Exceptional circumstances for paid parental leave

If the primary carer is unable to care for the child, another person may claim the Parental Leave Pay if they expect to be taking care of the child for at least 26 weeks and they begin taking primary care of the child within 52 weeks of the child’s adoption or birth. The claim can only be made in exceptional circumstances, such as where the primary carer is very ill.

Paid parental leave for dads and partners

Employees who are dads or partners may be eligible for two weeks of government-funded parental leave at the national minimum wage. Unlike Parental Leave Pay, Dad and Partner Pay is paid directly to the employee. The payments don’t discriminate between heterosexual and same sex parents.

Eligibility

The eligibility requirements for Dad and Partner Pay are:

  • The employee is either the
    o Biological father of the child,
    o Partner or spouse of the biological mother of the child,
    o Adopting parent,
    o Partner of the adopting parent,
    o Surrogate parent, or
    o Partner of the surrogate parent.
  • The employee meets the residence requirement.
  • The employee looks after the newborn or adopted child.
  • The employee’s adjusted taxable income is no more than $150,000 per financial year.
  • The employee meets the work test, which means:
    o That they have worked for at least 10 of the 13 months prior to the period of Dad or Partner Pay; and
    o Have accrued at least 330 hours of work in that time; and
    o There has not been a gap of more than eight weeks between work days.
  • The employee will not be working (on leave or otherwise) during the period of Dad and Partner Pay.

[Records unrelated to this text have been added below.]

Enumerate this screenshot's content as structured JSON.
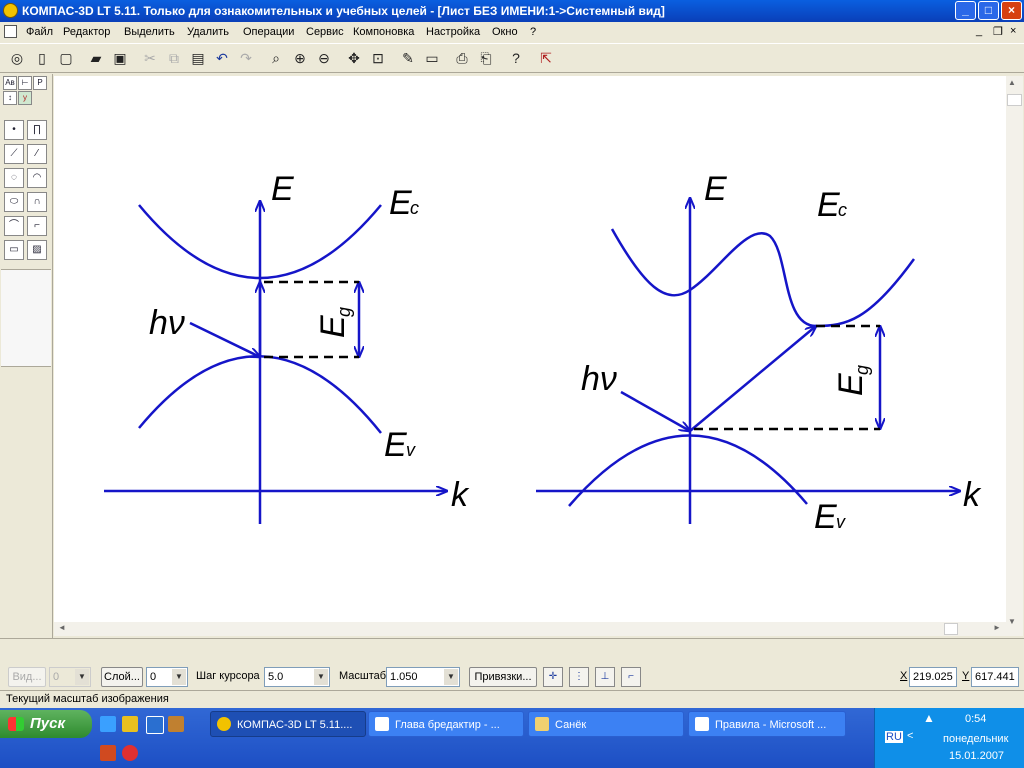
{
  "window": {
    "title": "КОМПАС-3D LT 5.11. Только для ознакомительных и учебных целей - [Лист БЕЗ ИМЕНИ:1->Системный вид]",
    "minimize": "_",
    "maximize": "□",
    "close": "×"
  },
  "menu": {
    "items": [
      "Файл",
      "Редактор",
      "Выделить",
      "Удалить",
      "Операции",
      "Сервис",
      "Компоновка",
      "Настройка",
      "Окно",
      "?"
    ],
    "mdi_minimize": "_",
    "mdi_restore": "❐",
    "mdi_close": "×"
  },
  "left_panel": {
    "tab_labels": [
      "Aв",
      "⊢",
      "P",
      "↕",
      "y"
    ]
  },
  "drawing": {
    "left": {
      "E": "E",
      "Ec": "E",
      "Ec_sub": "c",
      "Ev": "E",
      "Ev_sub": "v",
      "hv": "hν",
      "Eg": "E",
      "Eg_sub": "g",
      "k": "k"
    },
    "right": {
      "E": "E",
      "Ec": "E",
      "Ec_sub": "c",
      "Ev": "E",
      "Ev_sub": "v",
      "hv": "hν",
      "Eg": "E",
      "Eg_sub": "g",
      "k": "k"
    },
    "curve_color": "#1515c8"
  },
  "statusbar": {
    "view_button": "Вид...",
    "view_value": "0",
    "layer_button": "Слой...",
    "layer_value": "0",
    "cursor_step_label": "Шаг курсора",
    "cursor_step_value": "5.0",
    "scale_label": "Масштаб",
    "scale_value": "1.050",
    "snaps_button": "Привязки...",
    "x_label": "X",
    "x_value": "219.025",
    "y_label": "Y",
    "y_value": "617.441"
  },
  "hint": "Текущий масштаб изображения",
  "taskbar": {
    "start": "Пуск",
    "tasks": [
      "КОМПАС-3D LT 5.11....",
      "Глава бредактир - ...",
      "Санёк",
      "Правила - Microsoft ..."
    ],
    "lang": "RU",
    "time": "0:54",
    "day": "понедельник",
    "date": "15.01.2007"
  }
}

Recordkeeping and pay slips

Employers need to keep detailed records of the government-funded parental leave payments they receive and pay out to employees.

Employers also need to give a pay slip to their employee for each parental leave payment they pass on that states that the payments are being made under the government-funded scheme.

Paid parental leave from employers

Employers may provide their own paid parental leave scheme. It can be set out in a registered agreement, employment contract or workplace policy. Employers are free to determine what entitlements are provided by their own scheme.

Employer-funded payments do not affect government-funded payments.